Economia

Più grano italiano per Barilla

  • Abbonati
  • Accedi
MADE IN ITALY

Più grano italiano per Barilla

BLOOMBERG
BLOOMBERG

È più di vent’anni che Barilla firma contratti di coltivazione con gli agricoltori del Paese, ma è la prima volta che ci vincoliamo con accordi triennali (non più annuali) che ci impegnano ad aumentare del 40% i volumi acquistati di “grano duro sostenibile” italiano di alta qualità, da qui al 2019, a fronte di un investimento per il gruppo di circa 240 milioni di euro nei tre anni». Ha una portata senza precedenti l’intesa firmata ieri a Bologna dal colosso alimentare di Parma con Regione Emilia-Romagna e l’intera filiera produttiva (tra consorzi agrari, Op agricole e Società produttori sementi), sottolinea Luigi Ganazzoli, responsabile Acquisti del gruppo Barilla.

L’intesa raggiunta sulla via Emilia, con 120mila tonnellate di grano duro contrattualizzate l’anno (circa 20mila ettari di campi, un terzo della produzione regionale) fa da apripista a un accordo su scala nazionale che impegna Barilla ad acquistare nelle prossime tre campagne agrarie 900mila tonnellate di grano duro italiano. Un piano che coinvolge oltre 50 fornitori, pari a circa 5mila imprese agricole e 65mila ettari di terreni (il 6% delle coltivazioni nazionali) tra Emilia, Lombardia, Veneto, Toscana, Marche, Umbria, Lazio, Abruzzo, Molise, Basilicata, Campania e Puglia.

Gli imprenditori agricoli, grazie al patto con Barilla, si assicurano non solo contro la volatilità dei prezzi di una commodity, ma portano a casa anche un 25% in più di redditività rispetto ai contratti standard e grazie all’estensione triennale del contratto possono ora accedere ai 10 milioni di euro di contributi governativi riservati a chi sottoscrive intese pluriennali di filiera con gli utilizzatori di materia prima. Dal canto suo Barilla riduce la dipendenza dal grano estero e attraverso l’applicazione di disciplinari di coltivazione ha la certezza di ricevere un grano duro (Aureo, Svevo, Pigreco) di qualità elevata per produrre pasta buona e sempre al dente.

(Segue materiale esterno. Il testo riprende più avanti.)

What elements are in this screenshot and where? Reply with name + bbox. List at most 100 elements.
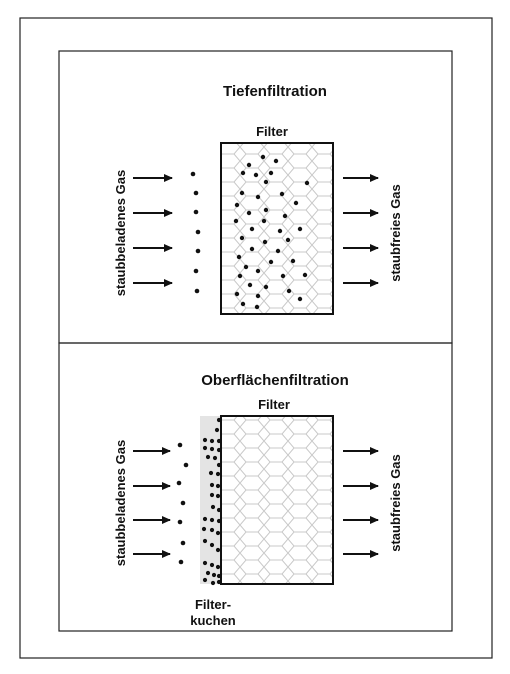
dust-particle (247, 282, 253, 288)
dust-particle (195, 248, 201, 254)
dust-particle (176, 480, 182, 486)
dust-particle (216, 518, 222, 524)
dust-particle (261, 218, 267, 224)
dust-particle (255, 268, 261, 274)
dust-particle (216, 438, 222, 444)
dust-particle (201, 526, 207, 532)
surface-outlet-arrows (343, 447, 379, 558)
depth-panel-title: Tiefenfiltration (223, 83, 327, 100)
filter-cake-label-line2: kuchen (190, 613, 236, 628)
dust-particle (255, 194, 261, 200)
dust-particle (268, 259, 274, 265)
surface-panel-title: Oberflächenfiltration (201, 372, 349, 389)
dust-particle (268, 170, 274, 176)
dust-particle (216, 462, 222, 468)
dust-particle (215, 530, 221, 536)
dust-particle (260, 154, 266, 160)
dust-particle (202, 437, 208, 443)
dust-particle (193, 190, 199, 196)
dust-particle (263, 284, 269, 290)
dust-particle (216, 507, 222, 513)
depth-filter-medium (220, 142, 334, 315)
surface-filter-medium (220, 415, 334, 585)
dust-particle (180, 500, 186, 506)
dust-particle (233, 218, 239, 224)
dust-particle (282, 213, 288, 219)
dust-particle (208, 470, 214, 476)
dust-particle (285, 237, 291, 243)
dust-particle (254, 304, 260, 310)
surface-outlet-label: staubfreies Gas (388, 454, 403, 552)
incoming-dust-particles (190, 171, 201, 294)
depth-outlet-label: staubfreies Gas (388, 184, 403, 282)
dust-particle (209, 542, 215, 548)
dust-particle (216, 447, 222, 453)
dust-particle (215, 483, 221, 489)
dust-particle (193, 268, 199, 274)
dust-particle (236, 254, 242, 260)
dust-particle (262, 239, 268, 245)
dust-particle (205, 570, 211, 576)
dust-particle (209, 438, 215, 444)
dust-particle (237, 273, 243, 279)
dust-particle (202, 577, 208, 583)
dust-particle (177, 442, 183, 448)
panel-frame-surface (58, 342, 453, 632)
dust-particle (202, 445, 208, 451)
dust-particle (234, 202, 240, 208)
dust-particle (297, 296, 303, 302)
dust-particle (202, 538, 208, 544)
dust-particle (240, 170, 246, 176)
dust-particle (263, 207, 269, 213)
dust-particle (249, 226, 255, 232)
trapped-dust-particles (233, 154, 310, 310)
dust-particle (210, 580, 216, 586)
dust-particle (210, 504, 216, 510)
outer-frame (19, 17, 493, 659)
dust-particle (240, 301, 246, 307)
dust-particle (216, 573, 222, 579)
dust-particle (195, 229, 201, 235)
surface-inlet-label: staubbeladenes Gas (113, 440, 128, 566)
dust-particle (194, 288, 200, 294)
dust-particle (304, 180, 310, 186)
dust-particle (215, 471, 221, 477)
dust-particle (253, 172, 259, 178)
dust-particle (216, 579, 222, 585)
dust-particle (293, 200, 299, 206)
dust-particle (215, 564, 221, 570)
depth-filter-label: Filter (256, 124, 288, 139)
dust-particle (209, 492, 215, 498)
dust-particle (239, 190, 245, 196)
depth-outlet-arrows (343, 174, 379, 287)
dust-particle (255, 293, 261, 299)
dust-particle (209, 517, 215, 523)
dust-particle (212, 455, 218, 461)
dust-particle (246, 162, 252, 168)
surface-filter-label: Filter (258, 397, 290, 412)
dust-particle (214, 427, 220, 433)
surface-inlet-arrows (133, 447, 171, 558)
dust-particle (193, 209, 199, 215)
dust-particle (216, 417, 222, 423)
dust-particle (178, 559, 184, 565)
dust-particle (211, 572, 217, 578)
dust-particle (180, 540, 186, 546)
depth-inlet-label: staubbeladenes Gas (113, 170, 128, 296)
dust-particle (246, 210, 252, 216)
dust-particle (209, 562, 215, 568)
filter-cake-label-line1: Filter- (195, 597, 231, 612)
dust-particle (279, 191, 285, 197)
dust-particle (290, 258, 296, 264)
incoming-dust-particles (176, 442, 189, 565)
dust-particle (297, 226, 303, 232)
depth-inlet-arrows (133, 174, 173, 287)
dust-particle (234, 291, 240, 297)
dust-particle (277, 228, 283, 234)
dust-particle (215, 547, 221, 553)
dust-particle (190, 171, 196, 177)
dust-particle (280, 273, 286, 279)
dust-particle (239, 235, 245, 241)
dust-particle (209, 482, 215, 488)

«L'Emilia-Romagna è una regione all’avanguardia nel dialogo tra agricoltura e industria – commenta Ganazzoli – ed è per noi un bacino fondamentale per l’acquisto di grano duro di qualità. Questo è l’undicesimo anno che sigliamo in regione contratti di coltivazione sostenibile e in questi dieci anni la quantità acquistata è addirittura quadruplicata. Noi riconosciamo incentivi per la qualità di un 10-15% in più rispetto al prezzo medio del grano e agli agricoltori chiediamo il rispetto di un decalogo di tecniche agronomiche che permettono enormi benefici ambientali: si riesce a ridurre del 35% le emissioni di anidride carbonica rispetto alle produzioni tradizionali, nonché a fare minor utilizzo di fertilizzanti e di acqua, tagliando i costi fino al 30% ottenendo per contro maggiori rese e guadagni netti per ettaro di circa 20 punti più alti».

Il piano per il grano duro di alta qualità rientra nell’impegno generale di Barilla per fare impresa in modo sostenibile, che si allarga anche ad altre filiere agricole come pomodoro, zucchero, uova, latte. «In momenti economici come l’attuale – afferma Ganazzoli – è molto difficile trasferire questo plusvalore sul consumatore, ma qualità e sostenibilità sono driver irrinunciabili della filosofia Barilla».

Anche per questo non va giù al colosso alimentare di Parma il prossimo decreto sull’etichettatura della pasta dell’origine del grano duro, «perché nella sua versione attuale confonde in consumatore e compromette anziché rafforzare la competitività della filiera made in Italy», sostiene Luca Virginio, responsabile Comunicazione Barilla –. L’origine da sola non è sinonimo di qualità. Inoltre, non incentiva gli agricoltori italiani a investire per produrre grano con gli standard richiesti dai pastai. A svantaggio del consumatore, che potrebbe addirittura arrivare a pagare di più una pasta meno buona, e dell’industria della pasta, che con un prodotto meno buono, perderebbe quote di mercato, soprattutto all'estero».